Он был согласен с женой в том, что лучше не вмешиваться. Это убеждение сложилось у него как ответ на причиняемые сыном неудобства, на вызванные им обиды, и его позиция невмешательства была и защитным ударом. Отступая же от нее, Глеб Савич полагал, что совершает шаг в сторону великодушия и милосердия, гораздо более широкий, чем мелкие шажки жены. Он гордился своим шагом, и вот жена ему же пеняла, как будто в ее пассивности было больше здравого смысла, такта и чуткости, чем в его попытке решительных действий.

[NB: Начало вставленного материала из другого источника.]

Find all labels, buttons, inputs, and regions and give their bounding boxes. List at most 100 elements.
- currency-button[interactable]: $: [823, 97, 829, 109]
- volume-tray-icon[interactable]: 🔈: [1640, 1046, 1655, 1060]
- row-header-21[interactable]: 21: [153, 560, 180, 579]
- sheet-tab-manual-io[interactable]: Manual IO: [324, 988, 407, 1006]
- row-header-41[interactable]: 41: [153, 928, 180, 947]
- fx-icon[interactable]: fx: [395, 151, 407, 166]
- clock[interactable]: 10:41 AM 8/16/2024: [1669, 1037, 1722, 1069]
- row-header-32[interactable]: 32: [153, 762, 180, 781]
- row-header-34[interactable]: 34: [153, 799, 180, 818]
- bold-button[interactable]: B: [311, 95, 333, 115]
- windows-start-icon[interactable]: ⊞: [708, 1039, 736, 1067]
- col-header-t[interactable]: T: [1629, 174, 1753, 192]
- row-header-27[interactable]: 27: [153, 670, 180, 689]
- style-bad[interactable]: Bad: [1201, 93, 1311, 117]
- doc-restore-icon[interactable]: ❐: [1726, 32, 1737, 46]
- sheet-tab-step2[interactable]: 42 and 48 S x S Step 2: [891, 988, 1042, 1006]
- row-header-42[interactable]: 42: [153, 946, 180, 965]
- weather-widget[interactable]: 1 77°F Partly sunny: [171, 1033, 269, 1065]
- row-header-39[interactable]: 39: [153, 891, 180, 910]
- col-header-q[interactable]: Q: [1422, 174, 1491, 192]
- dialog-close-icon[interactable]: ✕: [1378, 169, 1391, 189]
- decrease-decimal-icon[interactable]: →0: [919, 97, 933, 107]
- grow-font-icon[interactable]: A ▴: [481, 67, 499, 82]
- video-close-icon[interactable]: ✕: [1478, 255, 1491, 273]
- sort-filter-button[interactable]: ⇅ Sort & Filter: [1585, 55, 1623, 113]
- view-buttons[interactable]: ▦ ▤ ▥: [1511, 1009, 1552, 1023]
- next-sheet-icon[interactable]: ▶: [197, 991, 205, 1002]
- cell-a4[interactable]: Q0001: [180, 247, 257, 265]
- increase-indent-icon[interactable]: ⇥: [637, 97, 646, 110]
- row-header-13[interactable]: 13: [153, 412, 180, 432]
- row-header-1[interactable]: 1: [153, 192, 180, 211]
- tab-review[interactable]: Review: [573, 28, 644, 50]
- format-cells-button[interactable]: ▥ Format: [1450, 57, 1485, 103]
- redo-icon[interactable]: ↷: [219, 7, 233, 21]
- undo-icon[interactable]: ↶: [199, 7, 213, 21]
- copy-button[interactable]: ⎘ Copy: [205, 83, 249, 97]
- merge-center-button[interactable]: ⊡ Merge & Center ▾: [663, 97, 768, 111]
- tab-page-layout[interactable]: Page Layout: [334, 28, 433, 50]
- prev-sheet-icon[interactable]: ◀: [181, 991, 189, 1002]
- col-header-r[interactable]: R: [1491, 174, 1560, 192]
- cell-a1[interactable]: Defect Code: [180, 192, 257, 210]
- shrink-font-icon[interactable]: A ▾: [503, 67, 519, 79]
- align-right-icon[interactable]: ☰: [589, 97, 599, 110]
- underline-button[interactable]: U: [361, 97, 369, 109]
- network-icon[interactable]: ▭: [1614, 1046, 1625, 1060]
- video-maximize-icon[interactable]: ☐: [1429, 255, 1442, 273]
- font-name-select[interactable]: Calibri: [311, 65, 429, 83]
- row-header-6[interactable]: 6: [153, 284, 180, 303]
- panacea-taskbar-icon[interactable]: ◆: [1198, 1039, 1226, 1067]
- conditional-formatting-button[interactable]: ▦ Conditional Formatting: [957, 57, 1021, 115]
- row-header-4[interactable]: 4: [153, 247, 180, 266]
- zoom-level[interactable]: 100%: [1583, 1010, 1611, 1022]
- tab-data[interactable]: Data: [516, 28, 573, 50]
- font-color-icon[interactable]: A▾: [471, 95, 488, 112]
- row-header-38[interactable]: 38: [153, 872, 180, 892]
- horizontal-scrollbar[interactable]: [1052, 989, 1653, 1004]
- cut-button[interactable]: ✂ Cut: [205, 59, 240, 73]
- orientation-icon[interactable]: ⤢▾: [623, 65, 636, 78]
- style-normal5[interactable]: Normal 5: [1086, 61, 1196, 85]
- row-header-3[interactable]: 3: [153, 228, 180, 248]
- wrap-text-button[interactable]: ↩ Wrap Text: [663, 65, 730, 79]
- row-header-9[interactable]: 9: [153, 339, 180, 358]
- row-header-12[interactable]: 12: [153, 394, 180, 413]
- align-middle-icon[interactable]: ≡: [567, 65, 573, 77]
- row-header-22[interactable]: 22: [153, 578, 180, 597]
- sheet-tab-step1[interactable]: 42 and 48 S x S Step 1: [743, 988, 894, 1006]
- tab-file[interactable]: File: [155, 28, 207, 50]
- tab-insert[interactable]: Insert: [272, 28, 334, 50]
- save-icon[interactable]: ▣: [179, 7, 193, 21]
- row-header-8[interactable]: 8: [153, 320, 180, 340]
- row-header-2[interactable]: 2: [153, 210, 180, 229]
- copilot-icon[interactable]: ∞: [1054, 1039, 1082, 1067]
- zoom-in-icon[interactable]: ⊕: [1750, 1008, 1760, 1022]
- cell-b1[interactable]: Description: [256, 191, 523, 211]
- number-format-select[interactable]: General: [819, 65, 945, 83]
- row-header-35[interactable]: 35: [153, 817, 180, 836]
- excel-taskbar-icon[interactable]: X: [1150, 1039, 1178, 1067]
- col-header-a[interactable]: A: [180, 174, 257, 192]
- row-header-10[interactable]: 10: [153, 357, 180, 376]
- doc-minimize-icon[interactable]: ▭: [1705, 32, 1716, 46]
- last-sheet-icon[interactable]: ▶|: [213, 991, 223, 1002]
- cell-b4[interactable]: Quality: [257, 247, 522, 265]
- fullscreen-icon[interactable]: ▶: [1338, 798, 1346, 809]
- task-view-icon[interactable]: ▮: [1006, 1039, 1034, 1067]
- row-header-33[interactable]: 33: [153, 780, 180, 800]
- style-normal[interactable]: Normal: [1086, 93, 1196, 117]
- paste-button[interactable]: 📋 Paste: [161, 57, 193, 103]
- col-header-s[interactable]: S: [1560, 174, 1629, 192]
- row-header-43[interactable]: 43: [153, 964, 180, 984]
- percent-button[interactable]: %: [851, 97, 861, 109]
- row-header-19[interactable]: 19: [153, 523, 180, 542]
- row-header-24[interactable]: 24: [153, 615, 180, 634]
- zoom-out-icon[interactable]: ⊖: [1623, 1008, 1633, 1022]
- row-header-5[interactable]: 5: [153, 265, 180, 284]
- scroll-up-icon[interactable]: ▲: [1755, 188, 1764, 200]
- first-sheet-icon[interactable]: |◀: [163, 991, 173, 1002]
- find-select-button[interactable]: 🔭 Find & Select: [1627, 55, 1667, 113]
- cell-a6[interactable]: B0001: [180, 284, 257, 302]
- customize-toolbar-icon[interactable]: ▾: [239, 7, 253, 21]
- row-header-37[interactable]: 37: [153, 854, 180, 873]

Это-то и озадачило Глеба Савича, и, как всегда бывало при соприкосновении с семейными проблемами, он в конце концов убеждался, что их попросту невозможно разрешить разумно, потому что домашние поглощены путаными, мелкими, ничтожными переживаниями и им доставляет удовольствие вариться в этом соку. Они придумали для своих пустячных тревог массу громких названий, по недоразумению укоренившихся в людском обиходе, человек же, оценивающий их трезвым взглядом, кажется им бездушным и черствым. «Какая чепуха!» — сокрушенно вздыхал он, запираясь в готической комнате, погружая в платок насморочный нос и громко сморкаясь.
IX
Света замечала признаки того, что их жизнь стала лучше, но внутренняя преграда мешала ей это признать. Своим упрямством она злила Жорку, чувствовавшего себя как человек, составивший из слов стройную фразу, но понятый до абсурдного противоположным образом. Ему хотелось, чтобы за истину принимали его слова, Света же угадывала истину в том, что за ними скрывалось.